The USCC gives a harsh assessment of most of China’s policies. “The Commission hopes that China will use its position on the United Nations Security Council and its growing political influence in Asia, Africa, and elsewhere to address many serious problems. But this has not yet happened,” Wortzel said. The USCC urges the Bush administration to take action against currency manipulation on the part of the Chinese government, which does not let the RMB Yuan value float openly on international markets. It also calls for the US trade representative to press ahead on property rights issues because of China’s “manifest failures to enforce them.”

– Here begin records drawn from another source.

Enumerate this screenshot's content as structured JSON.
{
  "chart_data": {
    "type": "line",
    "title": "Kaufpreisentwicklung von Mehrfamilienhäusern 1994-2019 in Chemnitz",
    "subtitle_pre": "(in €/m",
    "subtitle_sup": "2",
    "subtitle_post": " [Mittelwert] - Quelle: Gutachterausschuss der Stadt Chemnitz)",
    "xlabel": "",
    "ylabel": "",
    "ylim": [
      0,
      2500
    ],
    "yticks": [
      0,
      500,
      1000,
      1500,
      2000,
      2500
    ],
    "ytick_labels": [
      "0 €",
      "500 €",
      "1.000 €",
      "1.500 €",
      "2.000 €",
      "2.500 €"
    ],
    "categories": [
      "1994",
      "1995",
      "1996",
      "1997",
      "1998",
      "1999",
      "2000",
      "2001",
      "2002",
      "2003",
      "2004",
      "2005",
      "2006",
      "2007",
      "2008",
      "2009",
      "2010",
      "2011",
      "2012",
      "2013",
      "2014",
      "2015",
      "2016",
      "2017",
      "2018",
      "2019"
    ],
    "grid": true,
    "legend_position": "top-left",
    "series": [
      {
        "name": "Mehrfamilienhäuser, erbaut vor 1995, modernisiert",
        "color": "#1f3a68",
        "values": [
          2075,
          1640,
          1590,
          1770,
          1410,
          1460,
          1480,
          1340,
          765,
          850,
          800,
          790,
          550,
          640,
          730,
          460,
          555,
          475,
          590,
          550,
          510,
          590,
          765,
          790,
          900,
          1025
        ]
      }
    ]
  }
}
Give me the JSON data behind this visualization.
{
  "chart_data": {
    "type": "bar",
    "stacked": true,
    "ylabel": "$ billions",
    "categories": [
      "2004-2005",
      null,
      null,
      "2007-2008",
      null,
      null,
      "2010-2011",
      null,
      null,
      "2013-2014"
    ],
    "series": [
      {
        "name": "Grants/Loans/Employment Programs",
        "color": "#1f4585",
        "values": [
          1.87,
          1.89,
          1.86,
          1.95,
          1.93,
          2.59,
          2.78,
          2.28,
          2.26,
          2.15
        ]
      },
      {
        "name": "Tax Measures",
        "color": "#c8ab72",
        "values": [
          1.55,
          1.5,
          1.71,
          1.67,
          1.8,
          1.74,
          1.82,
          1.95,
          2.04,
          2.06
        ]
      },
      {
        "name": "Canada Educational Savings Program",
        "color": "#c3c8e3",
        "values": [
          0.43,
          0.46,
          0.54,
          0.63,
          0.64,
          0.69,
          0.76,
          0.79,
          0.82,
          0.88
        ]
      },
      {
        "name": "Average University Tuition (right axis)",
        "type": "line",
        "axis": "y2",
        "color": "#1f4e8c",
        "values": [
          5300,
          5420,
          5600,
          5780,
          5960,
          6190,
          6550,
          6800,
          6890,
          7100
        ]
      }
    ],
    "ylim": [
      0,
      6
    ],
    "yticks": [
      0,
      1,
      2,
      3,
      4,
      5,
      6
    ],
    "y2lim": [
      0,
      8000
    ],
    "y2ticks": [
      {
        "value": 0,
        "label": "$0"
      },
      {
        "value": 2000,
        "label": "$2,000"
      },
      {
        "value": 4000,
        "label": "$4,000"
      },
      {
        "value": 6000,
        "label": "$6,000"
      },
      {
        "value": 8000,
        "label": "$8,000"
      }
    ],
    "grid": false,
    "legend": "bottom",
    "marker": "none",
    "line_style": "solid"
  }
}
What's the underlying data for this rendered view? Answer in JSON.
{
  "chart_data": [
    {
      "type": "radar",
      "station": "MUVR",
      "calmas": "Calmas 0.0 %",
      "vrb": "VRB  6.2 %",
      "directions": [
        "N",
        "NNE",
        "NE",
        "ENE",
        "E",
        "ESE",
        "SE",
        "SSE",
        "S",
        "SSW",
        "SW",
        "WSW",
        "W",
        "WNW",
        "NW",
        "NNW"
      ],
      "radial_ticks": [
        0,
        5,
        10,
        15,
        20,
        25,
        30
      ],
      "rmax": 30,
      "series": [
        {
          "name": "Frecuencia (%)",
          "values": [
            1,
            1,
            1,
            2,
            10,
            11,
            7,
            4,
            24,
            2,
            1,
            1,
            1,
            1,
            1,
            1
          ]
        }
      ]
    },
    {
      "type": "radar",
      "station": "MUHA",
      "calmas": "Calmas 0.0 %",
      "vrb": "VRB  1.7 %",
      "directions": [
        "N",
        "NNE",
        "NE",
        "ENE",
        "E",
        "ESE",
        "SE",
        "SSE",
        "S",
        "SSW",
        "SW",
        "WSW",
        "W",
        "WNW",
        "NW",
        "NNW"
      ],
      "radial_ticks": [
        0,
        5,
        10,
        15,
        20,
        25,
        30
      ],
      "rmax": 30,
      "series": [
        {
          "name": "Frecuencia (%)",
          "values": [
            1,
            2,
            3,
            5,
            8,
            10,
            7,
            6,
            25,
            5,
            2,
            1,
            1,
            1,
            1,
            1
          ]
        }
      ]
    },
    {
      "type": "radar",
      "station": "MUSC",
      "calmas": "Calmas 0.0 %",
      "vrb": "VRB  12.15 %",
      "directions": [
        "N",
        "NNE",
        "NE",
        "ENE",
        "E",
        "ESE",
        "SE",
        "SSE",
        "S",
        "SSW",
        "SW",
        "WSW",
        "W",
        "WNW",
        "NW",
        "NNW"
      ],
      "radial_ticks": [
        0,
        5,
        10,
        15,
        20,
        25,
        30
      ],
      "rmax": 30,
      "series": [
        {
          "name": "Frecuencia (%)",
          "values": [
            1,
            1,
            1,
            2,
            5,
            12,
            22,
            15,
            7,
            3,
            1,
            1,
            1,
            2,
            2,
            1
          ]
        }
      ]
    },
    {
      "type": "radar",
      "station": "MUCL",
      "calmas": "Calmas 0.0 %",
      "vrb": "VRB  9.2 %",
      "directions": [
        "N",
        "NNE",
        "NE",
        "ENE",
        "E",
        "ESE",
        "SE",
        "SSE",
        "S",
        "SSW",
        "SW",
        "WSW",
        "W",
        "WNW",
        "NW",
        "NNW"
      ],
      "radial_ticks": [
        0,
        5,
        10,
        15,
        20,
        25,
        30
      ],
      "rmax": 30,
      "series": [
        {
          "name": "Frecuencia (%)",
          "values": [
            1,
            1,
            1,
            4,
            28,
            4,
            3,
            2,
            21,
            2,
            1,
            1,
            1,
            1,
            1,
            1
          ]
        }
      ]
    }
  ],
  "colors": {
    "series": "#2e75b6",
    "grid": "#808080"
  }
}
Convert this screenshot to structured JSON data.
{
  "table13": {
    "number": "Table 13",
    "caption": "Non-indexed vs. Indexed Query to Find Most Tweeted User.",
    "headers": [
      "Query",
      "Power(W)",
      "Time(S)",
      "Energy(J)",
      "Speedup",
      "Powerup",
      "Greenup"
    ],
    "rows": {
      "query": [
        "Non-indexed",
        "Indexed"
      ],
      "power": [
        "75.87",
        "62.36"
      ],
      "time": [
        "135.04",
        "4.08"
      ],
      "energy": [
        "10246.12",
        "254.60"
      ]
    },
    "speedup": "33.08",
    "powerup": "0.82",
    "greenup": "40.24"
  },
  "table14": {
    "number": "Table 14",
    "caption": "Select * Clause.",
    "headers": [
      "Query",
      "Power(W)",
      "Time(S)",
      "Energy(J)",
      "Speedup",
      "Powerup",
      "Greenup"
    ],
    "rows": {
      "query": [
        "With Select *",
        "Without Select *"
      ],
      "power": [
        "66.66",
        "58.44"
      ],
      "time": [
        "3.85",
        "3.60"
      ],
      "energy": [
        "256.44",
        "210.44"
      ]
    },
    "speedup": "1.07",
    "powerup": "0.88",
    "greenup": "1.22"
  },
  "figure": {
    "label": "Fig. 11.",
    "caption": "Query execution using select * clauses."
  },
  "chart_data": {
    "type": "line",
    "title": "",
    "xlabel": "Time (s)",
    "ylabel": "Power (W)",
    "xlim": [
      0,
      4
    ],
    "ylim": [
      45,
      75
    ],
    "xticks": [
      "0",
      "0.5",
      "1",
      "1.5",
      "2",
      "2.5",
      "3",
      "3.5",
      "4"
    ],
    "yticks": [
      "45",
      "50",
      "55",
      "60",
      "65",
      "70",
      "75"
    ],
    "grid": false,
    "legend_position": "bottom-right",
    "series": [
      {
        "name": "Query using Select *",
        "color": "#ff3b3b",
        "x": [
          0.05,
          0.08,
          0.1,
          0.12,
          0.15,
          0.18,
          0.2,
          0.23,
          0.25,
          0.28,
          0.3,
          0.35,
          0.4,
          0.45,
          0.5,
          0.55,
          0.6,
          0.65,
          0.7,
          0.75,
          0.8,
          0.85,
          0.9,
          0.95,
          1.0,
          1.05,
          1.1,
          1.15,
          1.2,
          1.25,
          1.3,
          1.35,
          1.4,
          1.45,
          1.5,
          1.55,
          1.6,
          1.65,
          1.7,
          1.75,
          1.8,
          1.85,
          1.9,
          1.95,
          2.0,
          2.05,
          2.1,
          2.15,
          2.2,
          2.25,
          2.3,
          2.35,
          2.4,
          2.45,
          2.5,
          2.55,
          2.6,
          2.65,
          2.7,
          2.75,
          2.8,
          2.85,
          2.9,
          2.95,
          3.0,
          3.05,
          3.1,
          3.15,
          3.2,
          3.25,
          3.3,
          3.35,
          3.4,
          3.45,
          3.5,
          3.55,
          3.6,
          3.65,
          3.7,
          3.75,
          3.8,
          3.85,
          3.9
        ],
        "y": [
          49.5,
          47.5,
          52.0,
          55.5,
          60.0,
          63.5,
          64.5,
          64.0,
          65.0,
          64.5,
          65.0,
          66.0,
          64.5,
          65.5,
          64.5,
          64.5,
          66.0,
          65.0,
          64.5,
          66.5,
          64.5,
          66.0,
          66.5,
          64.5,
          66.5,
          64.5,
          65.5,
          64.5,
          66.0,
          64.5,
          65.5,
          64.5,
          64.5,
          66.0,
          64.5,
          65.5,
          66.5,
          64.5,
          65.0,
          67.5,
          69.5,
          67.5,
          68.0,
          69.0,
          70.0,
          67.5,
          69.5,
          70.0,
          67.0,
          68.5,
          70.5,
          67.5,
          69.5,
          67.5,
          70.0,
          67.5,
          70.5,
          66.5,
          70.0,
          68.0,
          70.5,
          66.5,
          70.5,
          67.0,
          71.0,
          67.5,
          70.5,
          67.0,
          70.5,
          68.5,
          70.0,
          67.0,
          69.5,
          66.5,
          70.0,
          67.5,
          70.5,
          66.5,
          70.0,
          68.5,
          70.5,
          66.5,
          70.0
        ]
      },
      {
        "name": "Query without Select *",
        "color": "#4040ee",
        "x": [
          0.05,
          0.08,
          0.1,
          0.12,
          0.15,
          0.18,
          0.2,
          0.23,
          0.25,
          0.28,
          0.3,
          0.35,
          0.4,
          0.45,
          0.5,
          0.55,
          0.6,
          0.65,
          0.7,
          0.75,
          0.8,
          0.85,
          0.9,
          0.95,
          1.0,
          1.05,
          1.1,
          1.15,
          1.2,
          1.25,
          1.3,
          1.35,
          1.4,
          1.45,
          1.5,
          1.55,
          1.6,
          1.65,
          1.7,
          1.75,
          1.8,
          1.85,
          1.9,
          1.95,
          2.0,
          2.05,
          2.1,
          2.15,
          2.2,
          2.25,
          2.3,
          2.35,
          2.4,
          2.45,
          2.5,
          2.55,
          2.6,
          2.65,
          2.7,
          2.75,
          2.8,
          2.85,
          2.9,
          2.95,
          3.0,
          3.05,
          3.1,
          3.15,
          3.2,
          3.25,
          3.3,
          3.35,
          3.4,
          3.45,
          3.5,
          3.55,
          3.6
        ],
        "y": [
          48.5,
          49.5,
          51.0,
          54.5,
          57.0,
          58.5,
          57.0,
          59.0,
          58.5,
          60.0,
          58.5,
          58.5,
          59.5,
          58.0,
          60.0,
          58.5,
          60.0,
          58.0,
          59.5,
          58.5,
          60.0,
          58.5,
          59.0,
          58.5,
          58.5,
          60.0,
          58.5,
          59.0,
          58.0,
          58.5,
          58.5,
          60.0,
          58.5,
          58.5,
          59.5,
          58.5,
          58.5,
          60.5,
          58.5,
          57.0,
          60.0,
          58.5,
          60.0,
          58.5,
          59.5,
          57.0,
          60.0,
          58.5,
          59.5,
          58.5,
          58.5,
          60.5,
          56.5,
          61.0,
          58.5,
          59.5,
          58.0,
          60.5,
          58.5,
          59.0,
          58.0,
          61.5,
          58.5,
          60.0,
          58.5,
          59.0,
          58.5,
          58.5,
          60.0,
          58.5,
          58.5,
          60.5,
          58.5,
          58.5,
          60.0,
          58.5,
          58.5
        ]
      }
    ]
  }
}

The commission further advises the administration to raise the issue of media and Internet freedom and to “remind its counterpart that jailing journalists for publishing information it finds distasteful only draws negative attention from the international community.” The report also encourages China’s assistance in a resolution of conflict in the Darfur region of Sudan. The Commission further writes that the US needs to secure “a resolution to the conflict that will halt the genocide occurring there and provide security and basic human rights for the affected population.” Sudan remains the most striking example of concern that China’s approach to Africa creates among US official. At a recent conference in Washington DC, Carolyn Bartholomew, vice-Chairman of the USCC Commission and former Chief of Staff for the incoming Speaker of the House, Rep. Nancy Pelosi (D-CA), said; “China appears willing to deal with rogue states for oil or in order to counterbalance the United States.” She then added that “there is no more destructive bilateral relationship in Africa than that between China and Sudan, as far as US interests and the interests of the people of Sudan are concerned.”
In Washington, many worry about the ease with which China provides Africa with aid that is entirely unattached to any moral quandary. Beijing refuses to link its economic relations with the continent to human rights or democracy as the US and other Western countries want. “Chinese assistance to Africa is sincere, unselfish and has no strings attached," said China’s Premier Wen Jiabao at the China-Africa Forum.
As China’s growing diplomatic influence approaches the scale of its booming economic importance, the USCC writes that the US should be skeptical of “Beijing commitment to accept its geopolitical responsibilities.” With its increasing power being felt across many regions, the report argues that “China’s posture as a potential counterweight to the United States, and its disposition to support volatile and repressive regimes as its client states is of particular concern.”